35. Alexis
The disciplinary meeting went about as expected. I didn”t even bother trying to defend myself or explain; I should have known better. Dr. Jordan wrapped up the meeting by saying, ”Now, Alexis, I have to tell you that we were going to offer you a position as an attending. But after this, we”re going to have to seriously reconsider. You are a good doctor, and I want you on my team, but only if I can rely on you.”
”You can rely on me, I promise. This will never happen again.” I left the meeting feeling shattered.
And when I got back to my apartment, I fell apart. Sobbing so hard I almost made myself sick. Not only have I lost the only man I”ve ever loved, I might lose my dream job too. Slinky tries to comfort me, but it”s not enough.
That was a week ago. And I still feel raw.
Every time I look at my bookcase, I miss him. Every time Slinky outdoes herself in ridiculousness, I want to turn and find him there, laughing along with me. My whole body aches without him—his laughter, his kindness, his drugging kisses. Never in my life have I felt this lost.
But the thought of walking down the hall and knocking on his door repulses me. Not because I don’t still love him, but because I do. If he can’t figure out how to advocate for himself now, what will happen five years from now, when I’ve had a baby and the tabloids won’t shut up about not “losing the baby weight” fast enough? What happens if they start to go after our kids? Is he going to let complete strangers walk all over us without a fight?

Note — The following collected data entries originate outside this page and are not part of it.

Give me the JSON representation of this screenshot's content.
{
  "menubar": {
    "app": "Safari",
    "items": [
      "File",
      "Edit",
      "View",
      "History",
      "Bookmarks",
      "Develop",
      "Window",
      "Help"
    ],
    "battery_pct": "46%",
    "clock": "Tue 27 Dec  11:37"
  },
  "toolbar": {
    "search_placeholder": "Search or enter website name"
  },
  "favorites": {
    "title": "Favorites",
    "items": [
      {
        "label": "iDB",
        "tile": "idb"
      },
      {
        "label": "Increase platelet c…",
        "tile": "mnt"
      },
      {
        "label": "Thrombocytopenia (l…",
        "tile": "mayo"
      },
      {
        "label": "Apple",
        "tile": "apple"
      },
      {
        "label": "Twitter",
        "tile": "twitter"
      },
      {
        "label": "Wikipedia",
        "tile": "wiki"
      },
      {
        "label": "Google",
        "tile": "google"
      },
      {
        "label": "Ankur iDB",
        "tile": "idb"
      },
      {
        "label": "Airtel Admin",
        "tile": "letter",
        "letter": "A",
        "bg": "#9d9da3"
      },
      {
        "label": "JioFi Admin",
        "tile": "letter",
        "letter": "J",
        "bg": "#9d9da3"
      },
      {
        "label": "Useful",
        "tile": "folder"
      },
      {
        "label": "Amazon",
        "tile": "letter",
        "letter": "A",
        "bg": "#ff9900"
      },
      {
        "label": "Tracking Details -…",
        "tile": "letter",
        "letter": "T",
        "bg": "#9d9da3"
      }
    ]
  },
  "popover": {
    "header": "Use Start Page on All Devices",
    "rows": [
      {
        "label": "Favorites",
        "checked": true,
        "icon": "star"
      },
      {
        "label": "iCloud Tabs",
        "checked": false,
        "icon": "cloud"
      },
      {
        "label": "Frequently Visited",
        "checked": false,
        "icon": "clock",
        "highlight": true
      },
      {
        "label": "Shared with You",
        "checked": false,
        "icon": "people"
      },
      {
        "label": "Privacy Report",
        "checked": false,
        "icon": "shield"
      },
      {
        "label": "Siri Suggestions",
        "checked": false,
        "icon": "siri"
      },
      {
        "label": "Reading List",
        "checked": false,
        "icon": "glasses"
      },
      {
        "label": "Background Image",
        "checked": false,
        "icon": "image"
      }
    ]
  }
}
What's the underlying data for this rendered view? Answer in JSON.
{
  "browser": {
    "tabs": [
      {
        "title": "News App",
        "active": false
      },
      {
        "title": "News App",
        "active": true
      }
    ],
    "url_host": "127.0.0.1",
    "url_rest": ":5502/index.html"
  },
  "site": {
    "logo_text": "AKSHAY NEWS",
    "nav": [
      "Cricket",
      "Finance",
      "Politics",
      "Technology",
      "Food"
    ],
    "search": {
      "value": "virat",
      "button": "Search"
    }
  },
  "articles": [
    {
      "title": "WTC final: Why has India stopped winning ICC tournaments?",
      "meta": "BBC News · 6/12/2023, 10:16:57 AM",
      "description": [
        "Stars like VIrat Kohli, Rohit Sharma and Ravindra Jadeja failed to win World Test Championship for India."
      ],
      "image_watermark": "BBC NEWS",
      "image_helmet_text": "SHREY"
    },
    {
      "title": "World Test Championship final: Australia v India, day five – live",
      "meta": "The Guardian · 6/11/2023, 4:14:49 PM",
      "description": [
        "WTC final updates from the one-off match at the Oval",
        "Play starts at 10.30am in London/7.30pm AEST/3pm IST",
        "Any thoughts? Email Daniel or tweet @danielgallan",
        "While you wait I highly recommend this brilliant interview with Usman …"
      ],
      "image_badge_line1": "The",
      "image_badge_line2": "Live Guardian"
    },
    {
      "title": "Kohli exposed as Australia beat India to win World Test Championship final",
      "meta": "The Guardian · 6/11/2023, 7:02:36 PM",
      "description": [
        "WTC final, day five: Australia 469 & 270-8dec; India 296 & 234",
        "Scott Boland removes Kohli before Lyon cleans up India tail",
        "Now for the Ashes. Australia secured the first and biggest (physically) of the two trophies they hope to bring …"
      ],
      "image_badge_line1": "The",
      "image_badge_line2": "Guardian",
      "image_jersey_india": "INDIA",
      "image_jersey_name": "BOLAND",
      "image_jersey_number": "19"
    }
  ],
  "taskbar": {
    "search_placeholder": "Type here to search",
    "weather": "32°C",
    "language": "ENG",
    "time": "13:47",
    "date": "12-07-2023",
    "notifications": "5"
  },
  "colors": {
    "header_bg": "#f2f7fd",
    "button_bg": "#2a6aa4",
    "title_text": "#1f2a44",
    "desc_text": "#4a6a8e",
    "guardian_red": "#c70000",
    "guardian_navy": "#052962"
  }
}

Part of me knows I’m being unfair. That a good partner would support him, help him grow and learn from this. But all I can think about is how my dad did that. How he tried, over and over again, to help his first wife through crisis after crisis. Every time she promised it would be the last, that she would do better. And every time she let him down. And his career and patients suffered. He was barely able to keep his career afloat after the dust settled post-divorce. I don’t want to wake up ten years from now and realize I’ve done the same thing.
To try to block out the pain, I’ve come to every shift thirty minutes early and left thirty minutes later. Anytime someone needs help, I jump in immediately. All of my energy is focused on being the best doctor I can be. Because if I don’t, if I let myself relax for even a moment, I’m worried I’ll break.
I have to prove to them that I have what it takes; I can”t lose this too.
Eventually, it will get easier, right?